Photo Credit: @LanaDelRey
For a decade now, Lana Del Rey has mystified listeners with romantic ballads of retro Americana and glorified gangland. Even before that, Elizabeth “Lizzie” Grant was circling clubs and small gigs with the same strong, nostalgic voice. Over the span of her career, the artist has become an influence in sound and style.
Teased since January and released last week, Lana Del Rey’s seventh studio album, Chemtrails Over The Country Club, is a continuation of past sound and melodrama, without any tedious or repetitive feel.
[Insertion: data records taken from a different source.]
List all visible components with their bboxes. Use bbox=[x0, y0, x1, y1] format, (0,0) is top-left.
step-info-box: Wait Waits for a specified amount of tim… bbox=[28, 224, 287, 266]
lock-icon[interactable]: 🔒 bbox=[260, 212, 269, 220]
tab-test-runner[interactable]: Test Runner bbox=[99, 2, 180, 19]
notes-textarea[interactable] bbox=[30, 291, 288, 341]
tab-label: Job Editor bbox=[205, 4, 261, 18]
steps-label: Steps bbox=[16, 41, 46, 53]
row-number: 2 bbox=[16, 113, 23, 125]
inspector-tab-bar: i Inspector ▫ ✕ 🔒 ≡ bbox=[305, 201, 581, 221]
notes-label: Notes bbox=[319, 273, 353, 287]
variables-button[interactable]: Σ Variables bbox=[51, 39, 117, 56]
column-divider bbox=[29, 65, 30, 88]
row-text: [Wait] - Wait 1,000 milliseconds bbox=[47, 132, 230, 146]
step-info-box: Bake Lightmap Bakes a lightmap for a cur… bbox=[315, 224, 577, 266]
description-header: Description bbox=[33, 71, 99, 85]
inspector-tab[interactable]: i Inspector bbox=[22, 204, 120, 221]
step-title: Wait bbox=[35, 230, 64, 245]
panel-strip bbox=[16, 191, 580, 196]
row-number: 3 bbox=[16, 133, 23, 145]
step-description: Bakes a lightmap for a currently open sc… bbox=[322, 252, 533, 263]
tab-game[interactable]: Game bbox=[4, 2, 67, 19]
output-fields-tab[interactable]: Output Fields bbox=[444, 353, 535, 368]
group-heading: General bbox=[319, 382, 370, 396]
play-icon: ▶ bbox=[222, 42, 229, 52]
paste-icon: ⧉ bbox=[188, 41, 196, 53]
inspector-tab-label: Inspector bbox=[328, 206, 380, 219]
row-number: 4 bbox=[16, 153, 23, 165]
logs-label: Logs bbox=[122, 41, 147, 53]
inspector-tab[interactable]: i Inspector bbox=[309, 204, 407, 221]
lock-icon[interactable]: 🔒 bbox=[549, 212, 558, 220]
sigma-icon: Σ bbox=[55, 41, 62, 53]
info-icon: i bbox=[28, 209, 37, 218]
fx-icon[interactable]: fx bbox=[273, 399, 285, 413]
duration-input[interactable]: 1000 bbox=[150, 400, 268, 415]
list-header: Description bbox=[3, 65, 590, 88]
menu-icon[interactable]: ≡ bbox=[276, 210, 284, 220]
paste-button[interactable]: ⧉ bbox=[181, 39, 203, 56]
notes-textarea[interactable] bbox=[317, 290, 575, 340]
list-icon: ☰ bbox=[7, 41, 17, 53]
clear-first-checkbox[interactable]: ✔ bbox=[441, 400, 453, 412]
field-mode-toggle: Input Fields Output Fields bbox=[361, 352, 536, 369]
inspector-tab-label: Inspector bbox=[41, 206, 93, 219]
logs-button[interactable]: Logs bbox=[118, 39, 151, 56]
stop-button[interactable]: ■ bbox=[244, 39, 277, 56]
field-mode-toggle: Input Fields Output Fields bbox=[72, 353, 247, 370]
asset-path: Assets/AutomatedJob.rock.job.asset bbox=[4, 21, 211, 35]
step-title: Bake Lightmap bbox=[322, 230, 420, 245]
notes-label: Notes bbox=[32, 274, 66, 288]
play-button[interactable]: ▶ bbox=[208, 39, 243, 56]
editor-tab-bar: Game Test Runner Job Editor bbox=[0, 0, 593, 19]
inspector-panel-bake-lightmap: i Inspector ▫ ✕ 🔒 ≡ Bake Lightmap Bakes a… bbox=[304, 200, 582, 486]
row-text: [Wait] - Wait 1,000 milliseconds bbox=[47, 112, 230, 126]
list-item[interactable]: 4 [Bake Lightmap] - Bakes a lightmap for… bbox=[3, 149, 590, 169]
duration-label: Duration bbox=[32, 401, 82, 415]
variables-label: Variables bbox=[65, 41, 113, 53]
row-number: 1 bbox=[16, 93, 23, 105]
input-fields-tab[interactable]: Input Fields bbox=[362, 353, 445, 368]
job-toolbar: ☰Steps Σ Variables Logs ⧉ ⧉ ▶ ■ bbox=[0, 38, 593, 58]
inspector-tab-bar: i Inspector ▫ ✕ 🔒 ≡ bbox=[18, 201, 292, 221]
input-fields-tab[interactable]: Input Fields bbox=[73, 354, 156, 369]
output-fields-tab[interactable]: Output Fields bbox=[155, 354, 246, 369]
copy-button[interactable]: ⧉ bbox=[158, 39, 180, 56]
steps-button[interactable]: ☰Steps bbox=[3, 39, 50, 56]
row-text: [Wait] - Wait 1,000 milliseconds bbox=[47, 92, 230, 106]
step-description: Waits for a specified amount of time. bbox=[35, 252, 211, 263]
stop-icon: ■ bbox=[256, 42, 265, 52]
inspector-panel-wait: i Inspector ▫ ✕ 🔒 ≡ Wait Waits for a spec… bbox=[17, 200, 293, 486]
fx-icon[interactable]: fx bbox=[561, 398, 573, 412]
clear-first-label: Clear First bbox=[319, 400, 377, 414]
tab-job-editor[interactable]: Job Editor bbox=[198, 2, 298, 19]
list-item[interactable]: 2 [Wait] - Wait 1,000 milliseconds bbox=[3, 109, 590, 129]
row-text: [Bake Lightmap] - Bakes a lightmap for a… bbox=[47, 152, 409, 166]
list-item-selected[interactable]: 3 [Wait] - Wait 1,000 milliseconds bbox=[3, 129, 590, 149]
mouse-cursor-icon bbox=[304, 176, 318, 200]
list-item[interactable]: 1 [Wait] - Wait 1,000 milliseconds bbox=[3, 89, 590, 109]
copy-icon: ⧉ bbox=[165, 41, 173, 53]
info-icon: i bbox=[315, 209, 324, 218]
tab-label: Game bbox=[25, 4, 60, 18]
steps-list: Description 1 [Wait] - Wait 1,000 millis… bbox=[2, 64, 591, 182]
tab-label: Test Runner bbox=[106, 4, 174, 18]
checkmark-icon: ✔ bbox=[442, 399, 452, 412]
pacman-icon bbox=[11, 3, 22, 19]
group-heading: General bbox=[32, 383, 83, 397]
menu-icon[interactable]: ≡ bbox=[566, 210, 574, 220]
At 35, Lana’s music still portrays a level of devil-may-care, something that’s always been a part of the persona, yet somehow the sound and themes of the album feel a little more mature, probably because of it’s intimacy and subtlety in the place of Del Rey’s usual grandness and splendour. There’s already confirmation of a follow-up album, one we’re just as excited for.
For most of her career, Lana’s music has often faced controversy for it’s provoking sense of glamourisation and this recklessness. Creating escapism and fantasy out of a mythical American underworld, songs about loving bad men have frequently been at the centre of the Lana Del Rey character, and have made it what it is; Born To Die, Del Rey’s 2011 portrait of Hollywood gang age and the epitome of this criminal glorification, was the breakthrough that made her career, and sits as phenomenal nostalgia from the first years of the 2010s.
These infant years of Grant’s career as Lana Del Rey influenced a short era of indie youth culture, embodied by Tumblr and American Apparel-esque aesthetics, a trend that Ultraviolence and Born To Die complimented so well, with Lana’s vintage iconography and care-free sensibilty. The albums are still considered at the top of her discography and career.
With clear influence from American legends, like Nancy Sinatra, Springsteen and Julee Cruise, Lana’s become a modern portrait of another era – or several of America’s best.
Lana’s patriotism has always been a big part of the persona, with retro American culture threaded throughout her concept. Up until 2017 the artist used the American flag as a motif in her visuals, but at the time of Donald Trump’s presidency and the country’s direction under his administration, the image of American pride had become very different and was no longer something to be flaunted, in the eyes of the singer. Despite the Americana identification tainted, Lana has continued to appeal to her image of 20th century nostalgia, just with less of a focus on it’s American-ness.
There has always been a conflicting narrative around Lana’s concept – the beginning of her career saw some critics brand her as some glorified groupie, a fraud reaching too far for retro sound, but years in her dedication to grandiosity and sepia-tinted melancholia is more praised than put down. Recognised for her ability to capture past and present, Del Rey was the only musician on the Washington Post’s ‘Decade Influencers’ list for the 2010s.
This narrative has shown that the further Lana Del Rey delves into her songbook, the clearer it is that her impression on pop music as we know it is here to stay.